At the other end of the rabbit hole were several Moscow-based companies, secretly headed by Russian intelligence services, including Serniya Engineering and Sertal LLC.

Their purpose? To procure advanced electronics for testing in the Russian military’s research and development sector, some of which was allocated to the development of nuclear and hypersonic weapons, U.S. investigators said.

Serniya Engineering and Sertal LLC were sanctioned soon after the tanks rolled into Ukraine last year, due to their status as “instrumental to the Russian Federation’s war machine.”

On top of the FSB, the Serniya Network’s other clients include the Russian state-owned defense conglomerate Rostec; as well as the state nuclear energy corporation Rosatom, headquartered in Moscow.

Konoshchenok operated out of Estonia for the group, through his management of the Estonian front company Stonebridge Resources. Intercepted electronic communications reveal that he demanded a 10 percent fee for all purchases made - a figure he justified from the risks in shipping to sanctioned clientele.

Authorities noted that Estonia was a popular trans-shipment point for the conspirators due to its eastern border with Russia.
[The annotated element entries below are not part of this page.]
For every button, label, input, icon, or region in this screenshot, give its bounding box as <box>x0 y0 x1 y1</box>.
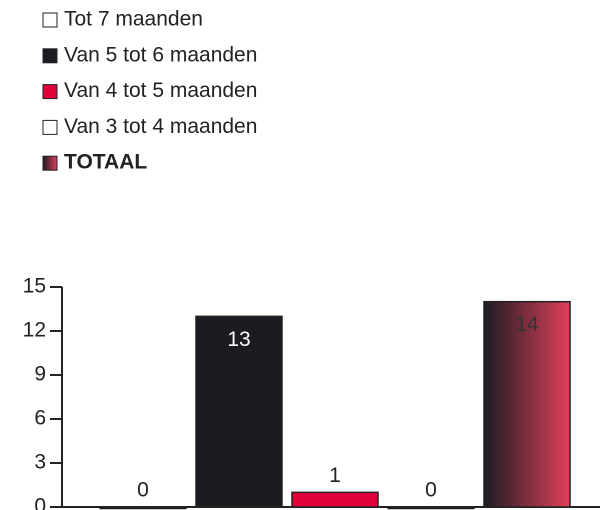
bar <box>291 491 379 508</box>
value-label: 0 <box>137 479 149 502</box>
legend-swatch <box>42 48 58 64</box>
value-label: 13 <box>227 328 250 351</box>
bar <box>387 506 475 510</box>
legend-label: Van 5 tot 6 maanden <box>64 43 257 66</box>
bar <box>483 300 571 508</box>
value-label: 1 <box>329 464 341 487</box>
value-label: 0 <box>425 479 437 502</box>
bar <box>99 506 187 510</box>
legend-swatch <box>42 84 58 100</box>
legend-label: Tot 7 maanden <box>64 8 203 31</box>
y-tick-label: 9 <box>34 363 46 386</box>
y-tick-label: 0 <box>34 495 46 510</box>
bar <box>195 315 283 508</box>
legend-label: Van 4 tot 5 maanden <box>64 79 257 102</box>
y-tick-label: 3 <box>34 451 46 474</box>
legend-label: TOTAAL <box>64 151 147 174</box>
legend-swatch <box>42 12 58 28</box>
y-tick-label: 6 <box>34 407 46 430</box>
y-tick-label: 15 <box>23 275 46 298</box>
legend-label: Van 3 tot 4 maanden <box>64 115 257 138</box>
value-label: 14 <box>515 313 539 336</box>
y-tick-label: 12 <box>23 319 46 342</box>
legend-swatch <box>42 119 58 135</box>
legend-swatch <box>42 155 58 171</box>
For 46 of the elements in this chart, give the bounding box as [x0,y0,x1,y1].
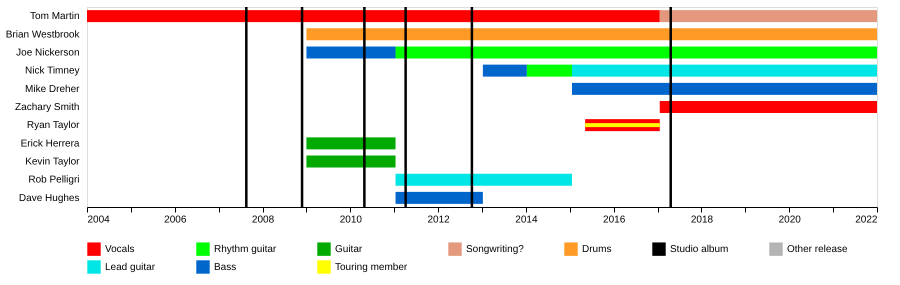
bar [396,174,572,186]
y-tick-label: Brian Westbrook [6,29,80,40]
bar [306,156,396,168]
legend-label: Bass [214,262,236,273]
bar [87,10,660,22]
x-tick-label: 2014 [515,214,538,226]
x-tick-label: 2022 [855,214,878,226]
bar [482,64,527,77]
y-tick-label: Rob Pelligri [28,174,80,186]
y-tick-label: Joe Nickerson [16,47,80,58]
bar [396,46,877,58]
x-tick-label: 2012 [427,214,450,226]
y-tick-label: Erick Herrera [20,138,80,150]
y-tick-label: Mike Dreher [25,84,80,95]
x-tick-label: 2018 [690,214,714,226]
x-tick-label: 2020 [778,214,802,226]
bar [660,10,877,22]
x-tick-label: 2016 [603,214,626,226]
bar [572,64,877,77]
legend-label: Drums [582,244,612,256]
bar [306,46,396,58]
y-tick-label: Nick Timney [25,66,80,77]
y-tick-label: Ryan Taylor [26,120,80,132]
y-tick-label: Zachary Smith [15,102,80,113]
x-tick-label: 2006 [164,214,187,226]
legend-label: Lead guitar [105,262,156,273]
legend-label: Guitar [335,244,363,256]
bar [306,28,877,40]
bar [306,137,396,150]
bar [585,123,660,128]
bar [396,192,483,204]
x-tick-label: 2004 [88,214,110,226]
y-tick-label: Tom Martin [30,11,80,22]
legend-label: Vocals [105,244,134,256]
legend-label: Other release [787,244,848,256]
y-tick-label: Dave Hughes [18,192,80,204]
x-tick-label: 2008 [252,214,275,226]
x-tick-label: 2010 [340,214,362,226]
y-tick-label: Kevin Taylor [25,156,80,168]
bar [572,82,877,95]
legend-label: Rhythm guitar [214,244,277,256]
legend-label: Studio album [670,244,728,256]
legend-label: Songwriting? [466,244,524,256]
bar [660,101,877,113]
bar [526,64,572,77]
legend-label: Touring member [335,262,408,273]
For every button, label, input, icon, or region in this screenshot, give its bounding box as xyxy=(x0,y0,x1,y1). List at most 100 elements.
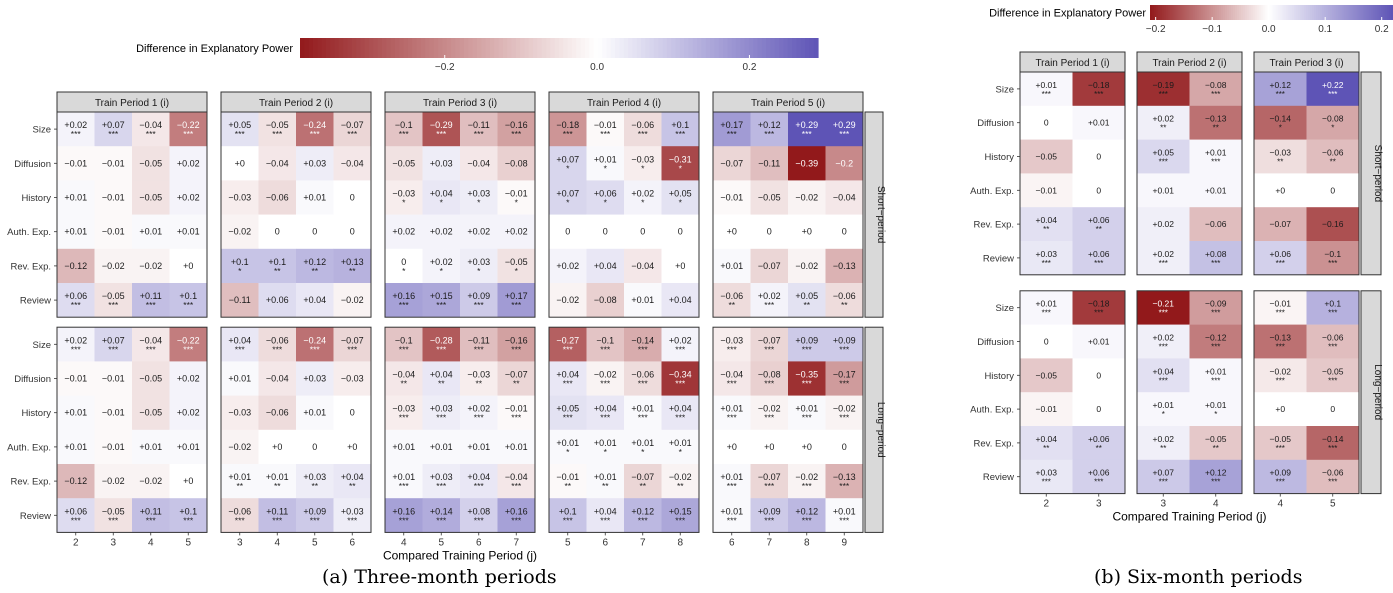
legend-gradient-step xyxy=(584,38,590,58)
heatmap-cell xyxy=(1072,105,1126,140)
cell-value-label: −0.39 xyxy=(795,158,818,168)
cell-value-label: +0.1 xyxy=(179,291,197,301)
legend-gradient-step xyxy=(1380,5,1384,20)
cell-value-label: +0.05 xyxy=(669,189,692,199)
legend-gradient-step xyxy=(615,38,621,58)
cell-significance-label: *** xyxy=(1276,259,1285,268)
legend-gradient-step xyxy=(1224,5,1228,20)
legend-gradient-step xyxy=(1271,5,1275,20)
y-tick-label: History xyxy=(21,408,51,419)
cell-value-label: −0.1 xyxy=(1324,249,1341,259)
cell-significance-label: *** xyxy=(310,515,321,525)
legend-gradient-step xyxy=(1314,5,1317,20)
cell-value-label: −0.11 xyxy=(468,120,490,130)
legend-gradient-step xyxy=(312,38,318,58)
legend-gradient-step xyxy=(325,38,331,58)
legend-gradient-step xyxy=(766,38,772,58)
cell-value-label: −0.02 xyxy=(102,261,125,271)
legend-gradient-step xyxy=(1198,5,1202,20)
heatmap-cell xyxy=(713,214,751,250)
legend-gradient-step xyxy=(1275,5,1279,20)
cell-significance-label: *** xyxy=(1042,259,1051,268)
heatmap-cell xyxy=(750,283,789,318)
legend-gradient-step xyxy=(1336,5,1339,20)
cell-value-label: −0.06 xyxy=(266,408,289,418)
cell-value-label: +0.04 xyxy=(594,404,617,414)
cell-value-label: +0.01 xyxy=(303,408,326,418)
cell-significance-label: * xyxy=(515,266,519,276)
heatmap-cell xyxy=(1072,290,1126,325)
cell-significance-label: *** xyxy=(1276,343,1285,352)
heatmap-cell xyxy=(750,361,789,396)
cell-value-label: −0.01 xyxy=(505,404,528,414)
x-tick-label: 3 xyxy=(1096,499,1102,510)
cell-value-label: −0.27 xyxy=(556,335,579,345)
cell-value-label: −0.11 xyxy=(758,158,780,168)
legend-gradient-step xyxy=(1196,5,1200,20)
cell-significance-label: ** xyxy=(602,481,609,491)
legend-gradient-step xyxy=(1273,5,1277,20)
legend-gradient-step xyxy=(403,38,409,58)
cell-significance-label: ** xyxy=(728,300,735,310)
cell-value-label: +0.01 xyxy=(631,404,654,414)
y-tick-label: Size xyxy=(33,340,51,351)
heatmap-cell xyxy=(1020,173,1073,208)
legend-gradient-step xyxy=(1324,5,1327,20)
heatmap-cell xyxy=(258,498,297,533)
heatmap-cell xyxy=(549,327,587,362)
legend-gradient-step xyxy=(425,38,431,58)
cell-significance-label: *** xyxy=(1276,90,1285,99)
heatmap-cell xyxy=(258,361,297,396)
heatmap-cell xyxy=(57,498,95,533)
heatmap-cell xyxy=(169,180,208,215)
heatmap-cell xyxy=(132,327,170,362)
cell-value-label: +0.1 xyxy=(671,120,689,130)
cell-significance-label: * xyxy=(402,198,406,208)
cell-value-label: −0.01 xyxy=(1035,185,1057,195)
legend-gradient-step xyxy=(1386,5,1390,20)
cell-value-label: −0.04 xyxy=(266,158,289,168)
heatmap-cell xyxy=(385,180,423,215)
legend-gradient-step xyxy=(1247,5,1250,20)
cell-significance-label: ** xyxy=(311,481,318,491)
cell-value-label: +0.01 xyxy=(1035,299,1057,309)
legend-gradient-step xyxy=(641,38,646,58)
legend-gradient-step xyxy=(666,38,672,58)
legend-gradient-step xyxy=(420,38,426,58)
cell-significance-label: *** xyxy=(1328,259,1337,268)
legend-gradient-step xyxy=(300,38,305,58)
cell-value-label: 0 xyxy=(678,227,683,237)
heatmap-cell xyxy=(333,214,372,250)
heatmap-cell xyxy=(497,361,536,396)
legend-gradient-step xyxy=(511,38,517,58)
heatmap-cell xyxy=(422,464,461,499)
heatmap-cell xyxy=(497,214,536,250)
legend-gradient-step xyxy=(649,38,655,58)
cell-value-label: +0.04 xyxy=(430,370,453,380)
x-tick-label: 5 xyxy=(1330,499,1336,510)
heatmap-cell xyxy=(1072,358,1126,393)
cell-significance-label: *** xyxy=(600,129,611,139)
cell-significance-label: *** xyxy=(1159,478,1168,487)
x-tick-label: 2 xyxy=(73,537,79,548)
cell-significance-label: *** xyxy=(511,515,522,525)
legend-gradient-step xyxy=(1291,5,1295,20)
cell-value-label: 0 xyxy=(842,442,847,452)
cell-significance-label: ** xyxy=(274,481,281,491)
cell-value-label: −0.02 xyxy=(669,472,692,482)
heatmap-cell xyxy=(825,498,864,533)
y-tick-label: Rev. Exp. xyxy=(974,220,1014,231)
cell-significance-label: *** xyxy=(638,515,649,525)
heatmap-cell xyxy=(497,429,536,465)
legend-gradient-step xyxy=(1154,5,1157,20)
legend-gradient-step xyxy=(610,38,616,58)
facet-strip-col-label: Train Period 3 (i) xyxy=(423,98,497,109)
heatmap-cell xyxy=(549,498,587,533)
legend-gradient-step xyxy=(546,38,551,58)
cell-significance-label: *** xyxy=(1211,158,1220,167)
legend-gradient-step xyxy=(1241,5,1244,20)
cell-value-label: −0.01 xyxy=(1269,299,1291,309)
cell-value-label: +0.16 xyxy=(392,291,415,301)
cell-significance-label: *** xyxy=(1159,90,1168,99)
cell-value-label: +0.01 xyxy=(64,408,87,418)
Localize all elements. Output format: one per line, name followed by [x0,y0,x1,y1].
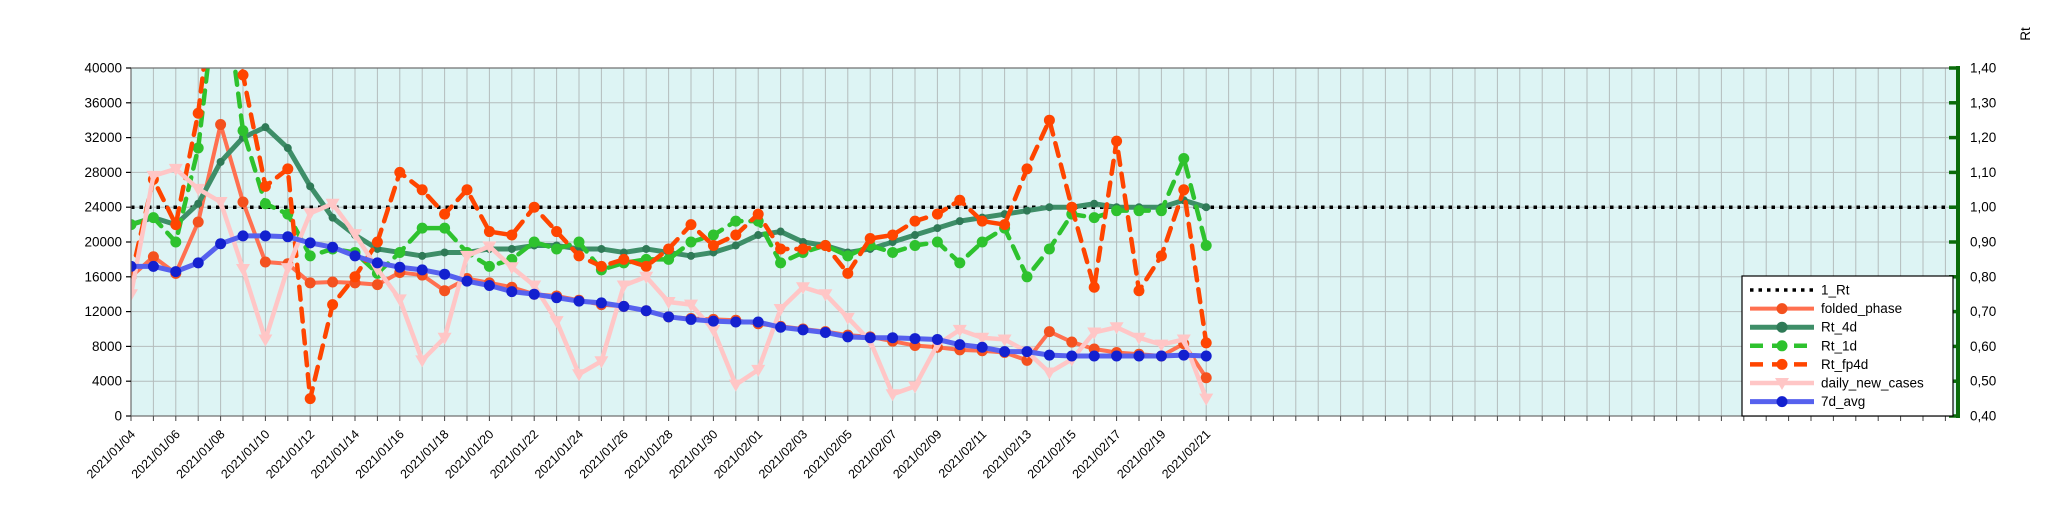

Konoshchenok personally saw to the delivery of several shipments himself, or at least tried to.

On Oct. 27 last year, Estonian border officers detained him as he tried to cross into Russia. He had in his possession roughly 35 types of semiconductors and other electronic components, as well as thousands of rounds of U.S.-made ammunition.

He was caught again two months later transporting high-caliber ammunition and sensitive documents from his co-conspirator Boris Livshits. A subsequent police search of his warehouse turned up some 375 pounds of ammunition.

If convicted, Konoshchenok faces a maximum penalty of 30 years in prison.